Lantas, bagaimana dengan Indonesia?
Mengingat dalam penjelasan sebelumnya disebutkan bahwa payung hukum rencana penerapan cukai minuman berpemanis dalam kemasan (MBDK) masih belum matang secara sempurna, seperti belum adanya aturan teknis terkait tarif penerapan kebijakan tersebut maka terdapat beberapa pertimbangan yang perlu diperhatikan oleh pemerintah dalam mendukung implementasi kebijakan cukai MBDK, di antaranya sebagai berikut:
- Dari segi tarif, terdapat beberapa jenis tarif yang digunakan oleh negara-negara dunia, seperti tarif ad-valorem, tarif spesifik, dan tarif campuran. Proporsi tarif yang paling banyak digunakan oleh negara-negara tersebut, yakni tarif ad-valorem dan tarif spesifik. Beberapa tarif tersebut memiliki kelebihan dan kekurangannya masing-masing. Tarif ad-valorem memiliki kelebihan seperti kemudahan dalam hal administrasi penerapannya, namun apabila tarif ini kemudian diimplementasikan maka adanya cukai ini tidak mendorong masyarakat untuk beralih mengonsumsi minuman yang lebih sehat secara penuh dan mendorong industri untuk mereformulasi kandungan gula pada produk terkait sehingga tarif ini lebih cocok diadopsi oleh pemerintah apabila tujuan pemerintah atas pengenaan cukai ini lebih condong ke dalam hal peningkatan penerimaan negara. Sedangkan, apabila tarif spesifik diimplementasikan maka hal ini dapat mendorong peralihan konsumsi masyarakat menuju minuman non-berpemanis dan industri terdorong untuk mereformulasi kandungan dalam produk terkait. Namun, tarif spesifik memiliki kekurangan, yakni pengadministrasiannya yang lebih rumit daripada tarif ad-valorem. Penerapan tarif ini cocok apabila tujuan pengenaan cukai yang dimiliki pemerintah berfokus dalam menangani masalah kesehatan atas konsumsi produk tersebut. Sehingga apabila pemerintah kemudian “ingin” untuk mencapai keduanya maka dapat menggunakan tarif campuran, yakni tarif ad-valorem dan tarif spesifik.

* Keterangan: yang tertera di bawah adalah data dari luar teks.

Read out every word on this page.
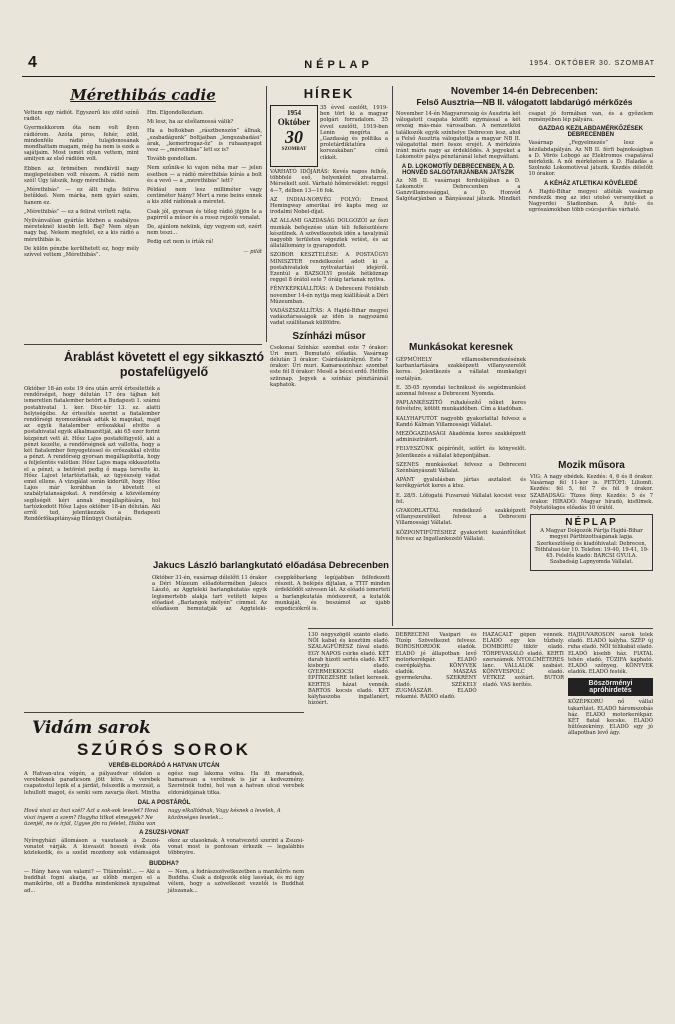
4	NÉPLAP	1954. OKTÓBER 30. SZOMBAT
Mérethibás cadie

Vettem egy rádiót. Egyszerű kis zöld színű rádiót.

Gyermekkorom óta nem volt ilyen rádiórom. Azóta piros, fehér, zöld, mindenféle rádió tulajdonosának mondhattam magam, még ha nem is ezek a sajátjaim. Most ismét olyan vettem, mint amilyen az első rádióm volt.

Ebben az örömében rendkívül nagy meglepetésben volt részem. A rádió nem szól! Úgy látszik, hogy mérethibás.

„Mérethibás” — ez állt rajta felírva betűkkel. Nem márka, nem gyári szám, hanem ez.

„Mérethibás” — ez a felirat virított rajta.

Nyilvánvalóan gyártás közben a szabályos méreteknél kisebb lett. Baj? Nem olyan nagy baj. Nekem megfelel, ez a kis rádió a mérethibás is.

De külön pénzbe kerülhetett ez, hogy mély szívvel vettem „Mérethibás”.

Hm. Elgondolkoztam.

Mi lesz, ha az elsőlamossá válik?

Ha a boltokban „rásztbenszón” állnak, „szabadágunk” boltjaiban „lengszabadási” árak, „kemertrogaz-őz” is ruhaanyagot vesz — „mérethibás” lett ez is?

Tovább gondoltam.

Nem szűnik-e ki vajon néha mar — jelen esetben — a rádió mérethibás kiírás a bolt és a vevő — a „mérethibás” lett?

Például nem lesz milliméter vagy centiméter hiány? Mert a rene beins ennek a kis zöld rádiónak a méretet.

Csak jól, gyorsan és téleg rádió jöjjön le a papírról a műsor és a rossz rejzoló vonalat.

De, ajánlom nekünk, úgy vegyem ezt, ezért nem teszi...

Pedig ezt nem is írták rá!

— pilát
Árablást követett el egy sikkasztó postafelügyelő

Október 18-án este 19 óra után arról értesítették a rendőrséget, hogy délután 17 óra tájban két ismeretlen fiatalember betört a Budapesti 1. számú postahivatal 1. ker. Dísz-tér 13. sz. alatti helyiségébe. Az értesítés szerint a fiatalember rendőrségi nyomozóknak adták ki magukat, majd az egyik fiatalember erőszakkal elvitte a postahivatal egyik alkalmazottját, aki 65 ezer forint kézpénzt vett át. Hősz Lajos postafelügyelő, aki a pénzt kezelte, a rendőrségnek azt vallotta, hogy a két fiatalember fenyegetéssel és erőszakkal elvitte a pénzt. A rendőrség gyorsan megállapította, hogy a feljelentés valótlan: Hősz Lajos maga sikkasztotta el a pénzt, a betörést pedig ő maga tervelte ki. Hősz Lajost letartóztatták, az ügyészség vádat emel ellene. A vizsgálat során kiderült, hogy Hősz Lajos már korábban is követett el szabálytalanságokat. A rendőrség a közvélemény segítségét kéri annak megállapítására, hol tartózkodott Hősz Lajos október 18-án délután. Aki erről tud, jelentkezzék a Budapesti Rendőrfőkapitányság Bűnügyi Osztályán.

Vidám sarok
SZÚRÓS SOROK
VERÉB-ELDORÁDÓ A HATVAN UTCÁN

A Hatvan-utca végén, a pályaudvar oldalon a verebeknek paradicsom jött létre. A verebek csapatostul lepik el a járdát, felszedik a morzsát, a lehullott magot, és senki sem zavarja őket. Mintha egész nap lakoma volna. Ha itt maradnak, hamarosan a verébnek is jár a kedvezmény. Szeretnék tudni, hol van a hatvan utcai verebek eldorádójának titka.

DAL A POSTÁRÓL

Hová viszi az öszi szél? Azt a sok-sok levelet? Hová viszi ingem a szem? Hogyha titkot elmegyek? Ne üzenjél, ne is írjál, Ugyse jön ra felelet, Hiába van nagy elkallódnak, Vagy késnek a levelek, A közönséges levelek...

A ZSUZSI-VONAT

Nyíregyházi állomáson a vasutasok a Zsuzsi-vonatot várják. A kisvasút hosszú évek óta közlekedik, és a szelíd mozdony sok vidámságot okoz az utasoknak. A vonatvezető szerint a Zsuzsi-vonat most is pontosan érkezik — legalábbis többnyire.

BUDDHA?

— Hány hava van valami? — Titánnőnk!... — Aki a buddhát fogni akarja, az előbb menjen el a manikűrbe, ott a Buddha mindenkinek nyugalmat ad...

— Nem, a fodrászszövetkezetben a manikűrös nem Buddha. Csak a dolgozók elég lassúak, és mi úgy vélem, hogy a szövetkezet vezetői is Buddhát játszanak...

HÍREK
1954
Október
30
SZOMBAT

35 évvel ezelőtt, 1919-ben tört ki a magyar polgári forradalom. 35 évvel ezelőtt, 1919-ben Lenin megírta a „Gazdaság és politika a proletárdiktatúra korszakában” című cikkét.

VÁRHATÓ IDŐJÁRÁS: Kevés napos felhős, többfelé eső, helyenként zivatarral. Mérsékelt szél. Várható hőmérséklet: reggel 4—7, délben 13—16 fok.

AZ INDIAI-NORVÉG FOLYÓ: Ernest Hemingway amerikai író kapta meg az irodalmi Nobel-díjat.

AZ ALLAMI GAZDASÁG DOLGOZÓI az őszi munkák befejezése után téli felkészülésre készülnek. A szövetkezetek idén a tavalyinál nagyobb területen végeztek vetést, és az állatállomány is gyarapodott.

SZOBOR KESZTELÉSE: A POSTAÜGYI MINISZTER rendelkezést adott ki a postahivatalok nyitvatartási idejéről. Ezentúl a BAZSOLYI posták hétköznap reggel 8 órától este 7 óráig tartanak nyitva.

FÉNYKÉPKIÁLLÍTÁS: A Debreceni Fotóklub november 14-én nyitja meg kiállítását a Déri Múzeumban.

VADÁSZSZÁLLÍTÁS: A Hajdú-Bihar megyei vadásztársaságok az idén is nagyszámú vadat szállítanak külföldre.

Színházi műsor

Csokonai Színház: szombat este 7 órakor: Úri muri. Bemutató előadás. Vasárnap délután 3 órakor: Csárdáskirálynő. Este 7 órakor: Úri muri. Kamaraszínház: szombat este fél 8 órakor: Mesél a bécsi erdő. Hétfőn szünnap. Jegyek a színház pénztáránál kaphatók.

Jakucs László barlangkutató előadása Debrecenben

Október 31-én, vasárnap délelőtt 11 órakor a Déri Múzeum előadótermében Jakucs László, az Aggteleki barlangkutatás egyik legismertebb alakja tart vetített képes előadást „Barlangok mélyén” címmel. Az előadáson bemutatják az Aggteleki-cseppkőbarlang legújabban felfedezett részeit. A belépés díjtalan, a TTIT minden érdeklődőt szívesen lát. Az előadó ismerteti a barlangkutatás módszereit, a kutatók munkáját, és beszámol az újabb expedíciókról is.

November 14-én Debrecenben:
Felső Ausztria—NB II. válogatott labdarúgó mérkőzés

November 14-én Magyarország és Ausztria két válogatott csapata között egymással a két ország más-más városaiban. A nemzetközi találkozók egyik színhelye Debrecen lesz, ahol a Felső Ausztria válogatottja a magyar NB II. válogatottal méri össze erejét. A mérkőzés iránt máris nagy az érdeklődés. A jegyeket a Lokomotív pálya pénztáránál lehet megváltani.

A D. LOKOMOTÍV DEBRECENBEN, A D. HONVÉD SALGÓTARJÁNBAN JÁTSZIK

Az NB II. vasárnapi fordulójában a D. Lokomotív Debrecenben a Ganzvillamossággal, a D. Honvéd Salgótarjánban a Bányásszal játszik. Mindkét csapat jó formában van, és a győzelem reményében lép pályára.

GAZDAG KEZILABDAMÉRKŐZÉSEK DEBRECENBEN

Vasárnap „Fegyelmezés” lesz a kézilabdapályán. Az NB II. férfi bajnokságban a D. Vörös Lobogó az Elektromos csapatával mérkőzik. A női mérkőzésen a D. Haladás a Szolnoki Lokomotívval játszik. Kezdés délelőtt 10 órakor.

A KÉHÁZ ATLETIKAI KÖVÉLEDÉ

A Hajdú-Bihar megyei atléták vasárnap rendezik meg az idei utolsó versenyüket a Nagyerdei Stadionban. A futó- és ugrószámokban több csúcsjavítás várható.

Munkásokat keresnek

GÉPMÜHELY villamosberendezésének karbantartására szakképzett villanyszerelőt keres. Jelentkezés a vállalat munkaügyi osztályán.

E. 35-05 nyomdai technikust és segédmunkást azonnal felvesz a Debreceni Nyomda.

PAPLANKÉSZÍTŐ ruhakészítő nőket keres felvételre, kötött munkaidőben. Cím a kiadóban.

KALYHAFUTÓT nagyobb gyakorlattal felvesz a Kandó Kálmán Villamossági Vállalat.

MEZŐGAZDASÁGI Akadémia keres szakképzett adminisztrátort.

FELVESZÜNK gépírónőt, sofőrt és könyvelőt. Jelentkezés a vállalat központjában.

SZENES munkásokat felvesz a Debreceni Szénbányászati Vállalat.

APÁNT gyalulásban jártas asztalost és kerékgyártót keres a ktsz.

E. 28/5. Lófogatú Fuvarozó Vállalat kocsist vesz fel.

GYAKORLATTAL rendelkező szakképzett villanyszerelőket felvesz a Debreceni Villamossági Vállalat.

KÖZPONTIFŰTÉSHEZ gyakorlott kazánfűtőket felvesz az Ingatlankezelő Vállalat.

Mozik műsora

VIG: A nagy ebédek. Kezdés: 4, 6 és 8 órakor. Vasárnap fél 11-kor is. PETŐFI: Liliomfi. Kezdés: fél 5, fél 7 és fél 9 órakor. SZABADSÁG: Tüzes fény. Kezdés: 5 és 7 órakor. HIRADÓ: Magyar híradó, kisfilmek. Folytatólagos előadás 10 órától.

NÉPLAP

A Magyar Dolgozók Pártja Hajdú-Bihar megyei Pártbizottságának lapja. Szerkesztőség és kiadóhivatal: Debrecen, Tóthfalusi-tér 10. Telefon: 19-40, 19-41, 19-45. Felelős kiadó: BARCSI GYULA. Szabadság Lapnyomda Vállalat.

130 négyszögöl szántó eladó. NŐI kabát és kosztüm eladó. SZALAGFŰRÉSZ fával eladó. EGY NAPOS csirke eladó. KÉT darab hízott sertés eladó. KÉT kisborjú eladó. GYERMEKKOCSI eladó. ÉPÍTKEZÉSRE telket keresek. KERTES házat vennék. BARTÓS kocsis eladó. KÉT kályhaszoba ingatlanért, hízóért.

DEBRECENI Vasipari és Tüzép Szövetkezet felvesz. BOROSHORDÓK eladók. ELADÓ jó állapotban levő motorkerékpár. ELADÓ cserépkályha. KÖNYVEK eladók. MÁSZÁS gyermekruha. SZEKRÉNY eladó. SZÉKELY ZUGMÁSZÁR. ELADÓ rekamié. RÁDIÓ eladó.

HAZACALT gépen vennék. ELADÓ egy kis tűzhely. DOMBORÚ tükör eladó. TÖRPEVASALÓ eladó. KERTI szerszámok. NYOLCMÉTERES lánc. VÁLLALOK szabást. KÖNYVESPOLC eladó. VÉTKEZ szótárt. BUTOR eladó. VAS kerítés.

HAJDÚVÁROSON sarok telek eladó. ELADÓ kályha. SZÉP új ruha eladó. NŐI télikabát eladó. ELADÓ kisebb ház. FIATAL tehén eladó. TŰZIFA kapható. ELADÓ szőnyeg. KÖNYVEK eladók. ELADÓ festék.

Böszörményi apróhirdetés

KÖZÉPKORÚ nő vállal takarítást. ELADÓ háromszobás ház. ELADÓ motorkerékpár. KÉT fiatal kecske. ELADÓ hűtőszekrény. ELADÓ egy jó állapotban levő ágy.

- Hal kedua yang perlu diperhatikan oleh pemerintah dalam menerapkan kebijakan cukai MBDK adalah insentif bagi industri minuman mengingat penerapan cukai atas produk tersebut memberikan dampak bagi para pelaku industri. Pemerintah dapat memberikan insentif bagi para industri apabila berhasil dalam mereformulasi produk minuman berpemanis, utamanya dari segi kandungan gulanya dan patuh dengan apa yang telah diregulasikan oleh pemerintah dari seperti dalam hal konsistensi kandungan produk. Hal ini berguna untuk memastikan industri tidak “terlalu terbebani” dengan adanya cukai atas produk terkait.

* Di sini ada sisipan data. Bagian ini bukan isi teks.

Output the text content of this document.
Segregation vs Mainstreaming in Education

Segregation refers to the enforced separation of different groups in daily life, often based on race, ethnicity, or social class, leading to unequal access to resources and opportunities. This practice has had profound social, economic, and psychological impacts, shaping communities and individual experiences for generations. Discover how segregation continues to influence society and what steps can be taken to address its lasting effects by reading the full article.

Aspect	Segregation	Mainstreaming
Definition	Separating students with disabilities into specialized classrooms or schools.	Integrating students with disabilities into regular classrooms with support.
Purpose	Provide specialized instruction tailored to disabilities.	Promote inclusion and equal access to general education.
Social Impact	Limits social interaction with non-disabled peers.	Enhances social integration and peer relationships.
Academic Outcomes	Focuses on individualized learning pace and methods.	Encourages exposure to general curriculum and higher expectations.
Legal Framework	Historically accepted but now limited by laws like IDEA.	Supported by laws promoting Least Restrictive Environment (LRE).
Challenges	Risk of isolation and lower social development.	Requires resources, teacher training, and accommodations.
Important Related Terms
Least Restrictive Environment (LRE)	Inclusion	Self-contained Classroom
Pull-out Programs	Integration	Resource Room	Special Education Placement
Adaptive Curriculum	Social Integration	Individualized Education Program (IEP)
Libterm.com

- Kemudian, terdapat alternatif instrumen lain yang dapat digunakan oleh pemerintah selain pengenaan cukai minuman berpemanis. Berkaca dari beberapa negara di dunia, selain mengenakan cukai atas produk minuman berpemanis, terdapat negara yang mengenakan kebijakan PPN (VAT), seperti India, Grenada, Bangladesh, Spanyol, dan Romania. Selain itu, kebijakan Pajak Impor (Import Tax) untuk minuman berpemanis yang berasal dari luar negeri juga diimplementasikan oleh negara lainnya utamanya di kawasan Pasifik, seperti Palau, Nauru, dan Vanuatu. Sama seperti tujuan dari cukai minuman berpemanis, kebijakan pajak impor pada beberapa negara tersebut juga bertujuan untuk mengendalikan konsumsi gula berpemanis pada masyarakat mengingat negara-negara kawasan Pasifik memiliki angka obesitas tertinggi di dunia.

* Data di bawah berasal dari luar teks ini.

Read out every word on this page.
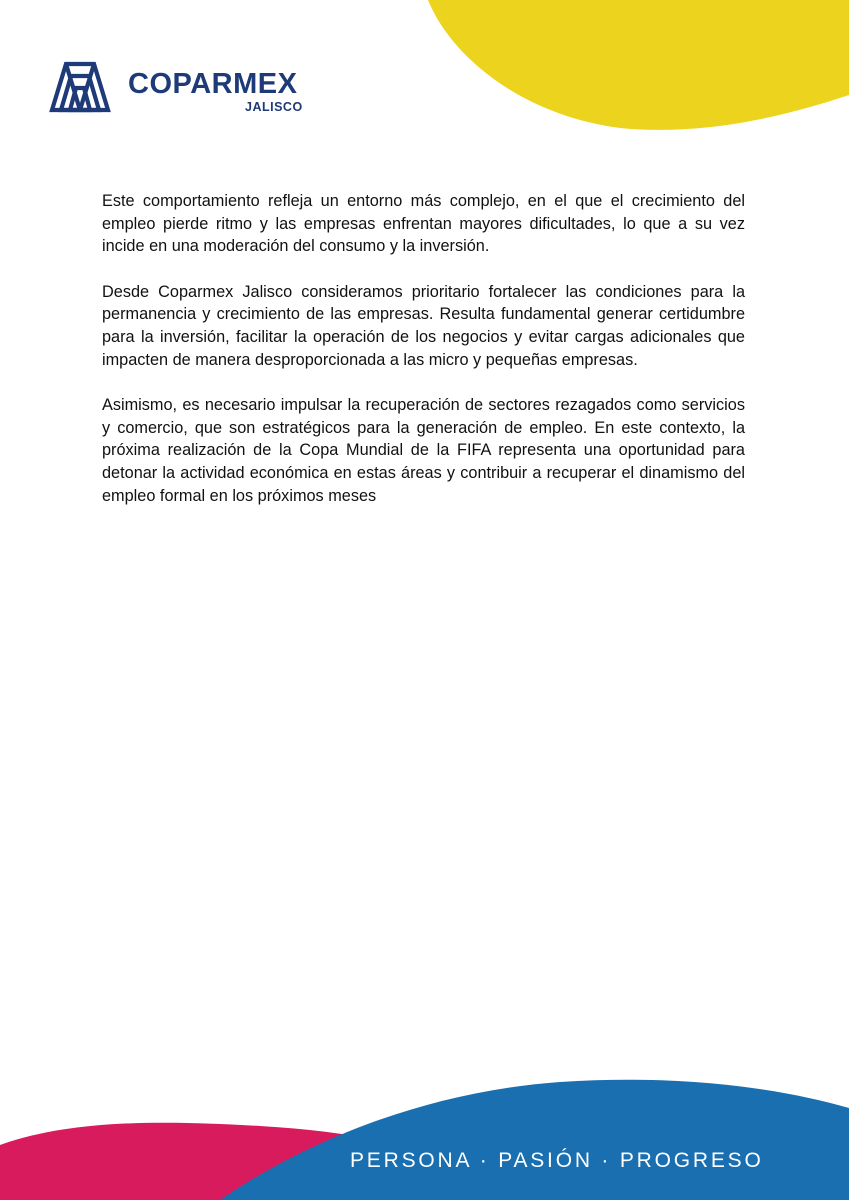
COPARMEX
JALISCO

Este comportamiento refleja un entorno más complejo, en el que el crecimiento del empleo pierde ritmo y las empresas enfrentan mayores dificultades, lo que a su vez incide en una moderación del consumo y la inversión.

Desde Coparmex Jalisco consideramos prioritario fortalecer las condiciones para la permanencia y crecimiento de las empresas. Resulta fundamental generar certidumbre para la inversión, facilitar la operación de los negocios y evitar cargas adicionales que impacten de manera desproporcionada a las micro y pequeñas empresas.

Asimismo, es necesario impulsar la recuperación de sectores rezagados como servicios y comercio, que son estratégicos para la generación de empleo. En este contexto, la próxima realización de la Copa Mundial de la FIFA representa una oportunidad para detonar la actividad económica en estas áreas y contribuir a recuperar el dinamismo del empleo formal en los próximos meses

PERSONA · PASIÓN · PROGRESO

Beberapa hal di atas diharapkan dapat menjadi pertimbangan bagi pemerintah saat menyusun dan mengimplementasikan kebijakan cukai minuman berpemanis dalam kemasan (MBDK) di Indonesia. Kemudian, pemerintah juga diharapkan mengedepankan tujuan awal dari kebijakan ini diimplementasikan. Tidak hanya itu, transparansi dan akuntabilitas dari pemerintah juga diperlukan. Hal tersebut guna mendukung kelancaran dari kebijakan cukai minuman berpemanis dalam kemasan (MBDK) di Indonesia.